6. The resource scheduling method of a storage-assisted MEC task offloading system of claim 4, wherein the GRU traffic prediction model comprises three layers, including an input layer, a hidden layer and an output layer, wherein the hidden layer is a single-layer GRU layer, the number of neurons is obtained by training parameters, and the activation function of the GRU layer is a sigmoid and tanh function; the output layer contains a fully connected neuron whose activation function is a linear activation function.

7. The method for scheduling resources of a storage-assisted MEC task offloading system according to claim 4, wherein the system performance evaluation model based on logarithmic transformation and ANN neural network comprises three layers, including an input layer, a hidden layer and an output layer, wherein the hidden layer is a single-layer full-connection layer, the number of neurons is obtained by training a parameter, and a ReLU is used as an activation function; the output layer contains a fully connected neuron, again using ReLU as an activation function.

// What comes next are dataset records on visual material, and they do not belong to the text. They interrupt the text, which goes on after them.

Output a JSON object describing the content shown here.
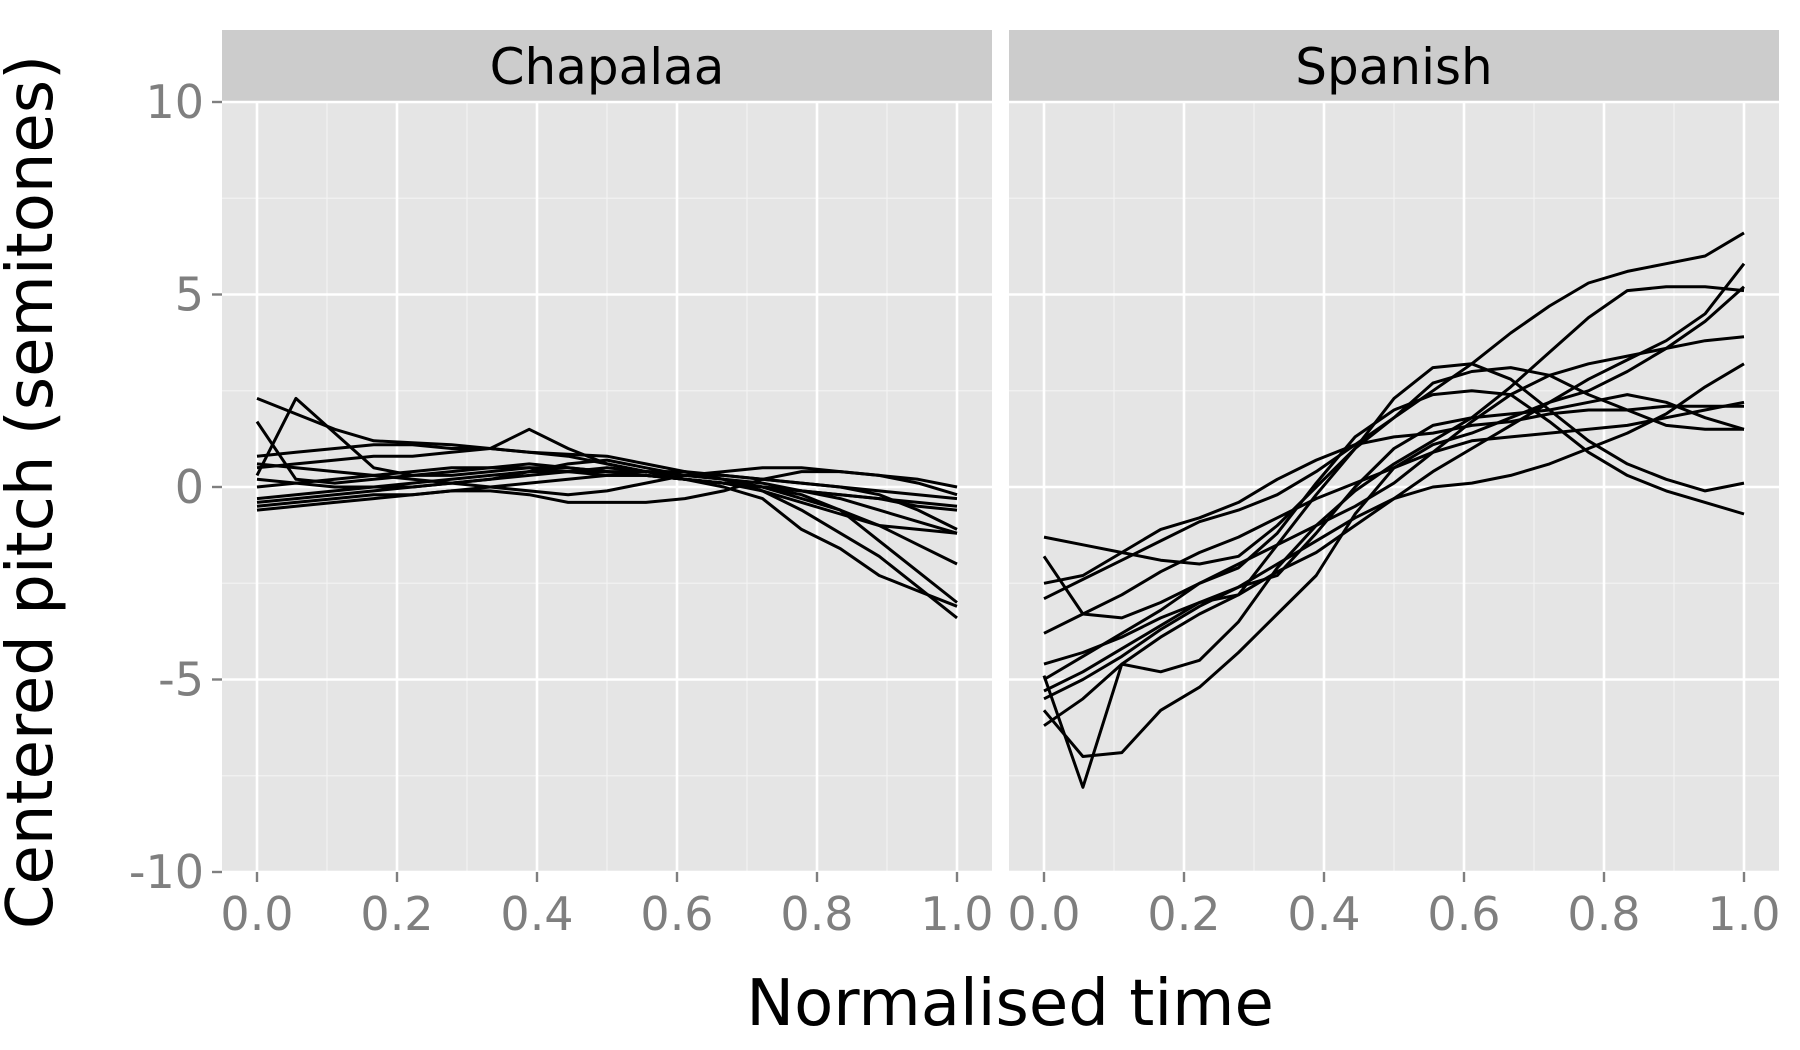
{
  "chart_data": {
    "type": "line",
    "xlabel": "Normalised time",
    "ylabel": "Centered pitch (semitones)",
    "xlim": [
      0,
      1
    ],
    "ylim": [
      -10,
      10
    ],
    "x_ticks": [
      "0.0",
      "0.2",
      "0.4",
      "0.6",
      "0.8",
      "1.0"
    ],
    "y_ticks": [
      "10",
      "5",
      "0",
      "-5",
      "-10"
    ],
    "grid": true,
    "line_color": "#000000",
    "panel_background": "#e5e5e5",
    "strip_background": "#cccccc",
    "x": [
      0,
      0.0556,
      0.1111,
      0.1667,
      0.2222,
      0.2778,
      0.3333,
      0.3889,
      0.4444,
      0.5,
      0.5556,
      0.6111,
      0.6667,
      0.7222,
      0.7778,
      0.8333,
      0.8889,
      0.9444,
      1
    ],
    "facets": [
      {
        "label": "Chapalaa",
        "series": [
          {
            "values": [
              2.3,
              1.9,
              1.5,
              1.2,
              1.15,
              1.1,
              1.0,
              0.9,
              0.85,
              0.8,
              0.6,
              0.4,
              0.2,
              -0.1,
              -0.4,
              -0.7,
              -1.0,
              -1.1,
              -1.2
            ]
          },
          {
            "values": [
              1.7,
              0.2,
              0.1,
              0.2,
              0.3,
              0.4,
              0.5,
              0.6,
              0.5,
              0.4,
              0.3,
              0.2,
              0.1,
              0.0,
              -0.1,
              -0.2,
              -0.3,
              -0.4,
              -0.5
            ]
          },
          {
            "values": [
              0.3,
              2.3,
              1.4,
              0.5,
              0.3,
              0.3,
              0.4,
              0.5,
              0.5,
              0.4,
              0.3,
              0.2,
              0.1,
              0.0,
              -0.1,
              -0.2,
              -0.3,
              -0.5,
              -0.6
            ]
          },
          {
            "values": [
              0.8,
              0.9,
              1.0,
              1.1,
              1.1,
              1.0,
              1.0,
              0.9,
              0.8,
              0.6,
              0.4,
              0.2,
              0.1,
              0.0,
              -0.2,
              -0.6,
              -1.4,
              -2.2,
              -3.0
            ]
          },
          {
            "values": [
              -0.6,
              -0.5,
              -0.4,
              -0.3,
              -0.2,
              -0.1,
              0.0,
              0.1,
              0.2,
              0.3,
              0.3,
              0.2,
              0.1,
              -0.1,
              -0.6,
              -1.2,
              -1.8,
              -2.6,
              -3.4
            ]
          },
          {
            "values": [
              0.5,
              0.6,
              0.7,
              0.8,
              0.8,
              0.9,
              1.0,
              1.5,
              1.0,
              0.6,
              0.4,
              0.3,
              0.2,
              0.0,
              -0.3,
              -0.6,
              -1.0,
              -1.5,
              -2.0
            ]
          },
          {
            "values": [
              0.0,
              0.1,
              0.2,
              0.3,
              0.4,
              0.5,
              0.5,
              0.5,
              0.4,
              0.3,
              0.3,
              0.2,
              0.0,
              -0.3,
              -1.1,
              -1.6,
              -2.3,
              -2.7,
              -3.1
            ]
          },
          {
            "values": [
              -0.3,
              -0.2,
              -0.1,
              0.0,
              0.1,
              0.2,
              0.3,
              0.4,
              0.4,
              0.5,
              0.4,
              0.4,
              0.3,
              0.2,
              0.1,
              0.0,
              -0.2,
              -0.6,
              -1.1
            ]
          },
          {
            "values": [
              0.2,
              0.1,
              0.0,
              0.0,
              0.0,
              0.1,
              0.2,
              0.4,
              0.6,
              0.7,
              0.5,
              0.3,
              0.2,
              0.1,
              -0.1,
              -0.3,
              -0.6,
              -0.9,
              -1.2
            ]
          },
          {
            "values": [
              -0.4,
              -0.3,
              -0.2,
              -0.1,
              0.0,
              0.1,
              0.2,
              0.3,
              0.4,
              0.4,
              0.4,
              0.3,
              0.3,
              0.2,
              0.1,
              0.0,
              -0.1,
              -0.2,
              -0.3
            ]
          },
          {
            "values": [
              -0.5,
              -0.4,
              -0.3,
              -0.2,
              -0.2,
              -0.1,
              -0.1,
              -0.2,
              -0.4,
              -0.4,
              -0.4,
              -0.3,
              -0.1,
              0.2,
              0.4,
              0.4,
              0.3,
              0.1,
              -0.2
            ]
          },
          {
            "values": [
              0.6,
              0.5,
              0.4,
              0.3,
              0.2,
              0.1,
              0.0,
              -0.1,
              -0.2,
              -0.1,
              0.1,
              0.3,
              0.4,
              0.5,
              0.5,
              0.4,
              0.3,
              0.2,
              0.0
            ]
          }
        ]
      },
      {
        "label": "Spanish",
        "series": [
          {
            "values": [
              -1.3,
              -1.5,
              -1.7,
              -1.9,
              -2.0,
              -1.8,
              -1.0,
              0.0,
              1.0,
              1.8,
              2.5,
              3.2,
              4.0,
              4.7,
              5.3,
              5.6,
              5.8,
              6.0,
              6.6
            ]
          },
          {
            "values": [
              -1.8,
              -3.3,
              -3.4,
              -3.0,
              -2.5,
              -2.0,
              -1.5,
              -1.0,
              -0.5,
              0.1,
              0.9,
              1.7,
              2.4,
              2.9,
              3.2,
              3.4,
              3.6,
              3.8,
              3.9
            ]
          },
          {
            "values": [
              -2.5,
              -2.3,
              -1.7,
              -1.1,
              -0.8,
              -0.4,
              0.2,
              0.7,
              1.1,
              1.3,
              1.4,
              1.6,
              1.7,
              1.9,
              2.0,
              2.0,
              2.1,
              2.1,
              2.1
            ]
          },
          {
            "values": [
              -2.9,
              -2.4,
              -1.9,
              -1.4,
              -0.9,
              -0.6,
              -0.2,
              0.4,
              1.1,
              1.8,
              2.7,
              3.0,
              3.1,
              2.9,
              2.4,
              2.0,
              1.6,
              1.5,
              1.5
            ]
          },
          {
            "values": [
              -3.8,
              -3.3,
              -2.8,
              -2.2,
              -1.7,
              -1.3,
              -0.8,
              -0.3,
              0.1,
              0.5,
              0.9,
              1.2,
              1.3,
              1.4,
              1.5,
              1.6,
              1.8,
              2.0,
              2.2
            ]
          },
          {
            "values": [
              -4.6,
              -4.3,
              -3.9,
              -3.4,
              -3.0,
              -2.8,
              -1.5,
              -0.2,
              1.0,
              2.3,
              3.1,
              3.2,
              2.8,
              2.0,
              1.2,
              0.6,
              0.2,
              -0.1,
              0.1
            ]
          },
          {
            "values": [
              -5.0,
              -4.4,
              -3.8,
              -3.2,
              -2.5,
              -2.1,
              -1.2,
              0.1,
              1.3,
              2.0,
              2.4,
              2.5,
              2.4,
              1.7,
              0.9,
              0.3,
              -0.1,
              -0.4,
              -0.7
            ]
          },
          {
            "values": [
              -5.3,
              -4.8,
              -4.2,
              -3.6,
              -3.0,
              -2.6,
              -2.3,
              -1.2,
              0.0,
              1.0,
              1.6,
              1.8,
              1.9,
              2.0,
              2.2,
              2.4,
              2.2,
              1.8,
              1.5
            ]
          },
          {
            "values": [
              -5.8,
              -7.0,
              -6.9,
              -5.8,
              -5.2,
              -4.3,
              -3.3,
              -2.3,
              -0.7,
              0.5,
              1.1,
              1.4,
              1.8,
              2.2,
              2.5,
              3.0,
              3.6,
              4.3,
              5.2
            ]
          },
          {
            "values": [
              -6.2,
              -5.5,
              -4.6,
              -3.9,
              -3.3,
              -2.8,
              -2.2,
              -1.7,
              -1.0,
              -0.3,
              0.4,
              1.0,
              1.6,
              2.2,
              2.8,
              3.3,
              3.8,
              4.5,
              5.8
            ]
          },
          {
            "values": [
              -4.9,
              -7.8,
              -4.6,
              -4.8,
              -4.5,
              -3.5,
              -2.1,
              -1.0,
              -0.1,
              0.6,
              1.2,
              1.8,
              2.6,
              3.5,
              4.4,
              5.1,
              5.2,
              5.2,
              5.1
            ]
          },
          {
            "values": [
              -5.5,
              -5.0,
              -4.4,
              -3.7,
              -3.1,
              -2.6,
              -2.0,
              -1.4,
              -0.8,
              -0.3,
              0.0,
              0.1,
              0.3,
              0.6,
              1.0,
              1.4,
              1.9,
              2.6,
              3.2
            ]
          }
        ]
      }
    ]
  }
}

8. The method for scheduling resources of a storage-assisted MEC task offloading system according to claim 4, wherein in step S3, the method for scheduling resources based on a dual machine learning model is specifically implemented as follows:

(1) The optimization target value and resource set Obj used in the initialization method are,

(2) Obtaining historical flow data lambda from a historical flow database using a sliding time window _t-W ，...，λ _t-1 ；

(3) Historical flow data lambda at time t-1 using Mallat algorithm in wavelet transform _t-1 Decomposition into L detail componentsAnd an approximation component->

(4) Lambda is set to _t-W ，...，λ _t-1 ， As input of the GRU flow prediction model, a predicted flow value +.>

(5) According to the predicted flow valueUtilizing ANN-based B _ds The evaluation model searches all the satisfaction B _ds The feasible bandwidth resource amount C' of the constraint condition;

(6) Search for all satisfies C' =c _ds +c _s { c of (2) _ds ，c _s Combinations and store them in cdssset;

(7) Utilizing ANN-based B _dt 、P _dt Evaluation model of U, D, search for satisfaction of B _dt 、P _dt Bandwidth resource amount c for U and D constraints _dt And storing the resource amount s;

(8) Enumerating all of the satisfaction B _ds 、B _dt 、P _dt Feasible scheme combination { c ] of U, D system performance index constraint conditions _ds ，c _dt ，c _s S, and calculating the optimized objective function value Obj' of each combination one by one;

(9) If the current target value Obj ' is better than the existing Optimal target function value Obj, then Obj and Optimal are updated, i.e. Obj ', optimal ' c ≡ _ds ，c _dt ，c _s S }; otherwise, maintaining Obj and Optimal;

(10) Searching all feasible scheme combinations, and returning to an Optimal resource scheduling decision optimal= { c _ds ，c _dt ，c _s ，s}。